Archive for July 30th, 2008
VMware’s Site Recovery Manager and RecoverPoint: The Perfect Vision Now
To expand on my previous post, Tivo for the DataCenter, EMC’s Recoverpoint, we will now discuss the prerequisites for VMware’s Site Recovery Manager and its integration with Recoverpoint.
What is SRM?
It is the grand orchestrator, a conduit of sorts, between your Virtual Infrastructure and your storage array. It’s, VC integrated, software that handles the testing and failover of entire virtual datacenters via administratively built virtual runbooks. RTO’s and RPO’s, are not just misunderstood acronyms but instead obtainable by-products of cost and risk reduction. In short, it simplifies your virtual business continuity world.
Note: What follows is really the cookbook for integrating these two products as well as some personal notes so excuse the delivery of the content.

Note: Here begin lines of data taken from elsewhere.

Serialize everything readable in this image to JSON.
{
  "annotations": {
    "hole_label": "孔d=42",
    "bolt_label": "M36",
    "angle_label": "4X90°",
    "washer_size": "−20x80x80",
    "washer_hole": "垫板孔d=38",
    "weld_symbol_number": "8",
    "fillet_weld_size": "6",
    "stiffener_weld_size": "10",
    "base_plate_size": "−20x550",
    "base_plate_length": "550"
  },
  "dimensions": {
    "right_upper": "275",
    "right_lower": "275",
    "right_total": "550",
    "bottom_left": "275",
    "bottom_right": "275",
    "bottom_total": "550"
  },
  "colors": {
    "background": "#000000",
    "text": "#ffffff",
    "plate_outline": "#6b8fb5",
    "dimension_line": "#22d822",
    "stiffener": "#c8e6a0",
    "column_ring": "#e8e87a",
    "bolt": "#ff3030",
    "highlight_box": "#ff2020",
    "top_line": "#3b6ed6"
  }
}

Assuming core replication is in place between your Primary or Protected site and your Secondary Site, the following items are foundational to every SRM implementation:
- Two ESX hosts (version 3.0.2/3.5 Update 1 or greater) representing primary and recovery sites – installed and configured. Check the VMware Site Recovery Manager Compatibility Matrix document at http://www.vmware.com/pdf/srm_10_compat_matrix.pdf
- Two VirtualCenter Servers (version 2.5 Update 1 or greater) representing primary and recovery sites. Each VirtualCenter should be managing one of the above ESX hosts
- Two Site Recovery Manager Servers (can be same as VirtualCenter Servers) representing primary and recovery sites
- Separate VirtualCenter database for primary and recovery sites
- Creation of a new Microsoft SQL Server or Oracle database with DBA privileges to that database for SRM. Separate SRM database for primary and recovery sites
- SRM compatible shared fibre channel or iSCSI SAN with replication. Check the VMware Site Recovery Manager Compatibility Matrix document at http://www.vmware.com/pdf/srm_10_compat_matrix.pdf
- Storage Replication Adapter (SRA) for storage used for SRM. Check the storage model and the software/firmware level supported in the VMware Site Recovery Manager Compatibility Matrix document at http://www.vmware.com/pdf/srm_10_compat_matrix.pdf
- Sample virtual machines (VMs) on the replicated datastore running on ESX host at primary site
- One non replicated datastore on the infrastructure representing recovery site to store placeholder virtual machines
- Additional storage space is required for clones or snapshots at the recovery site in order to run the SRM failover test. This will be a storage vendor specific implementation (e.g. BCV for EMC Symmetrix, clone/snapshots for CLARiiON/NetApp etc.)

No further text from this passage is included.